Current Tory health plans are backward-looking and reactionary

I have long been depressed about Tory health policy, or lack thereof. The News of the World today does a head-to-head about whether Andy Burnham or Andrew Lansley would be better to run the NHS – and I give my verdict.  The answer, I say, is neither of them. The patient should become the consumer, as is the case in the healthcare system of every developed country. But this would require taking on the NHS establishment, which no party is committed to doing. Or, rather, Alan Milburn was committed to – and had actually started to enact. But that reform agenda came under attack from the Brownites and Andrew Lansley.

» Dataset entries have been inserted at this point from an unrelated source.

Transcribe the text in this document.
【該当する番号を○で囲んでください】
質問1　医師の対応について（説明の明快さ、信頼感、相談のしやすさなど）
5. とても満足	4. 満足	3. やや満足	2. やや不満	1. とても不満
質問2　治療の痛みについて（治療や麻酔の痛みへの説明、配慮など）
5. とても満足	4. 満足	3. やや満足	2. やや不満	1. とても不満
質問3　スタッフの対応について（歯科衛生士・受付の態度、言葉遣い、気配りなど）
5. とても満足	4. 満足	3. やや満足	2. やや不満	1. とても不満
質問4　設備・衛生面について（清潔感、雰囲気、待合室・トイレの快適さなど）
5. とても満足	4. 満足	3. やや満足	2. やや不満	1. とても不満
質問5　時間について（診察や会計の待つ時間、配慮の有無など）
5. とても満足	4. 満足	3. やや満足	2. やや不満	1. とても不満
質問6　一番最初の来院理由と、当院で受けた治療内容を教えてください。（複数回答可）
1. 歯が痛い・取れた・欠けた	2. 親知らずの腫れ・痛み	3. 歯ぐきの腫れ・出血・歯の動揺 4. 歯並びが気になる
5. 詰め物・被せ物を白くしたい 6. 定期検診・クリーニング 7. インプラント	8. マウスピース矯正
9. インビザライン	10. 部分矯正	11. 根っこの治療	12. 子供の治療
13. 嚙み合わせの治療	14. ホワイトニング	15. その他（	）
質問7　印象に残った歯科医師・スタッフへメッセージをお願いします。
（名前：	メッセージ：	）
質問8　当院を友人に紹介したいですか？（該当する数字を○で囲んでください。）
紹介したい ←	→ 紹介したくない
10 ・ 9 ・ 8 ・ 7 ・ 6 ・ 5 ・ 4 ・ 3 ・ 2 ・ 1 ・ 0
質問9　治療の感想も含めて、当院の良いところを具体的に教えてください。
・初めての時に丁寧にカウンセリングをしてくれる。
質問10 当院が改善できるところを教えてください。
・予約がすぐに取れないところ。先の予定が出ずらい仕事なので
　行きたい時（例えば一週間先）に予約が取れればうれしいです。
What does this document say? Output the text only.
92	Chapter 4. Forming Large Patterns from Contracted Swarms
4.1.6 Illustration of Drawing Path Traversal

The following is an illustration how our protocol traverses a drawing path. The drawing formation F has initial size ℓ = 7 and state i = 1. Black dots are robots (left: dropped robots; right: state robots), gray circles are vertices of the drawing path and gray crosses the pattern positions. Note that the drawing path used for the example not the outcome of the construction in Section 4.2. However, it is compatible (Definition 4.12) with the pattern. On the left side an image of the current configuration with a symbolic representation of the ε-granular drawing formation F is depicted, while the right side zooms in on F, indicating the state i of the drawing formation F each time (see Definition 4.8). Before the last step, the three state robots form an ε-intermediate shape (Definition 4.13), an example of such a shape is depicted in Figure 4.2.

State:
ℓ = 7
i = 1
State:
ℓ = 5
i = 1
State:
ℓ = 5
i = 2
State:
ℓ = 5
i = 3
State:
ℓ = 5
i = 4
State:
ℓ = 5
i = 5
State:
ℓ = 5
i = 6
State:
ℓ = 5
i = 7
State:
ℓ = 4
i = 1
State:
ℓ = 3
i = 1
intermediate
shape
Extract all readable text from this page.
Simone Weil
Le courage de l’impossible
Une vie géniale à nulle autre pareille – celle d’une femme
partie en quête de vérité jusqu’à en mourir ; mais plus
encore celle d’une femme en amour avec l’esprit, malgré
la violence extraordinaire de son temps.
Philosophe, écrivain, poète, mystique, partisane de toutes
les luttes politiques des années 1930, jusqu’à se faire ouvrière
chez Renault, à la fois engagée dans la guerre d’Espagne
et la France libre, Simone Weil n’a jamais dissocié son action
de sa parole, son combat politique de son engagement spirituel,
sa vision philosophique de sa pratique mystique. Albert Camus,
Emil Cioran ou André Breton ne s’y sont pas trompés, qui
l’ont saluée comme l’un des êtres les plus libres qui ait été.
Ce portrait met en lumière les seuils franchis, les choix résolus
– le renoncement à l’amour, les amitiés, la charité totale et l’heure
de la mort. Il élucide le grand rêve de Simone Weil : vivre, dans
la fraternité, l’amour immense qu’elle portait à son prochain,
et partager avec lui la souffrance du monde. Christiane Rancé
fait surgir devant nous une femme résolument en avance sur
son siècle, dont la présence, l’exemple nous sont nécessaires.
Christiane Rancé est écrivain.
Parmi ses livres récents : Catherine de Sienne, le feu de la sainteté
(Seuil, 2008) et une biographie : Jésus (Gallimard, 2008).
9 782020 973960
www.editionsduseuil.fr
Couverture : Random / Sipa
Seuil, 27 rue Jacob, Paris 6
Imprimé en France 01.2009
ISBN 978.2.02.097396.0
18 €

The Tory health policy, as it stands, defies understanding. There are various, welcome plans to broaden the supply of providers – but they start with a proposal to grant operational independence to the NHS bureaucracy. Cameron calls this the “NHS Independence Bill”; its intention is to assure the poor NHS staff that government will not be reorganizing them again, and that they will be spared what Cameron says is the “disruptive” influence of politicians. He had in mind the Blairite supply-side reforms, which tried to force the NHS to open up to independent providers and force GPs to give parents the choice.
 
 “Trust the professions” went the cry amongst the Cameroons; “It’s a very conservative thing.” Erm, no it’s not. It’s a very Kinnockite thing, a very Dobsonite thing.  Alan Milburn had been bravely attempting to introduce competition into the NHS – asking private clinics to bid to provide services to NHS patients. He wanted overseas clinics to set up here, and some were.  But the Empire struck back: the NHS Confederation, the BMA etc. And they found a strong ally in Mr Lansley. Not only did he say: “I won’t reform you”; he said: “I will grant you operational independence so no minister will again reform you”.